Dans cette perspective, les confrontations avec des puissances dont le poids excédait quinze fois celui de l’Iran sont particulièrement éclairantes. Elles ne se comptent qu’au nombre de cinq :

L’invasion mongole de l’empire khwarezmien : face à un Empire mongol environ vingt fois plus puissant, l’espace iranien est dévasté, avec des pertes humaines estimées entre un quart et un tiers de la population.

Les guerres russo-persanes : dans un rapport de force d’environ un à quinze, ces conflits se traduisent par des défaites majeures et la cession de territoires stratégiques, entérinées par les traités de Golestan et de Turkmanchaï.

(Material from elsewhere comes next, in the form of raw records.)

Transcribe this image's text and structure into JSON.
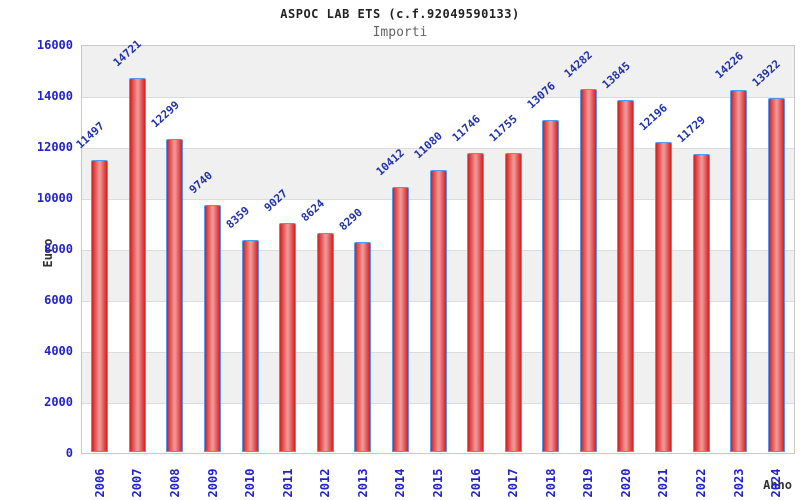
{
  "chart_data": {
    "type": "bar",
    "title": "ASPOC LAB ETS (c.f.92049590133)",
    "subtitle": "Importi",
    "xlabel": "Anno",
    "ylabel": "Euro",
    "categories": [
      "2006",
      "2007",
      "2008",
      "2009",
      "2010",
      "2011",
      "2012",
      "2013",
      "2014",
      "2015",
      "2016",
      "2017",
      "2018",
      "2019",
      "2020",
      "2021",
      "2022",
      "2023",
      "2024"
    ],
    "values": [
      11497,
      14721,
      12299,
      9740,
      8359,
      9027,
      8624,
      8290,
      10412,
      11080,
      11746,
      11755,
      13076,
      14282,
      13845,
      12196,
      11729,
      14226,
      13922
    ],
    "ylim": [
      0,
      16000
    ],
    "ytick_step": 2000,
    "legend_position": "none",
    "grid": "horizontal gridlines with alternating shaded bands",
    "colors": {
      "bar_fill_edge": "#d42020",
      "bar_fill_center": "#f09595",
      "bar_border": "#5599ee",
      "tick_label": "#2222cc",
      "value_label": "#2233aa",
      "band_gray": "#f0f0f0",
      "gridline": "#dcdcdc",
      "title": "#222222",
      "subtitle": "#666666",
      "axis_label": "#333333"
    }
  }
}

La crise de Hérat (1856) : face à la Grande-Bretagne : dans un contexte où le PIB britannique dépasse celui de l’Iran d’un facteur proche de 19, l’épisode se conclut par un revers politique et territorial, accompagné d’un sentiment d’humiliation nationale.

L’occupation de l’Iran pendant la Seconde Guerre mondiale par le Royaume-Uni et l’Union soviétique : ces deux puissances, cumulant une supériorité d’environ trente fois, imposent une occupation du territoire, avec des conséquences humaines sévères — parfois estimées à plus de 10 % de la population — et un choc durable pour la souveraineté nationale.

La guerre de 40 jours en 2026, impliquant les États-Unis et Israël : malgré un différentiel de puissance considérable, le conflit s’achève par un cessez-le-feu sans occupation ni perte territoriale.

Les succès iraniens face à l’Inde, en particulier sous Nader Shah, constituent un cas à part. Ils relèvent davantage d’opérations de type raid — rapides et ciblées — que d’affrontements prolongés entre puissances militaires comparables.

L’enseignement général de cette trajectoire historique est clair : confronté à des adversaires disposant d’une supériorité écrasante — au-delà d’un facteur 15 en termes de puissance économique — l’Iran a, jusqu’à présent, systématiquement subi des revers. Dans ce contexte, la stabilisation du conflit de 2026 sans perte territoriale, si elle se confirme dans un cadre diplomatique favorable, pourrait constituer un précédent historique.

À plus long terme, la portée de cet épisode dépendra néanmoins des dynamiques internes. La mise en œuvre de réformes économiques et politiques cohérentes pourrait, en effet, ouvrir la voie à l’affirmation de l’Iran comme puissance régionale de premier plan.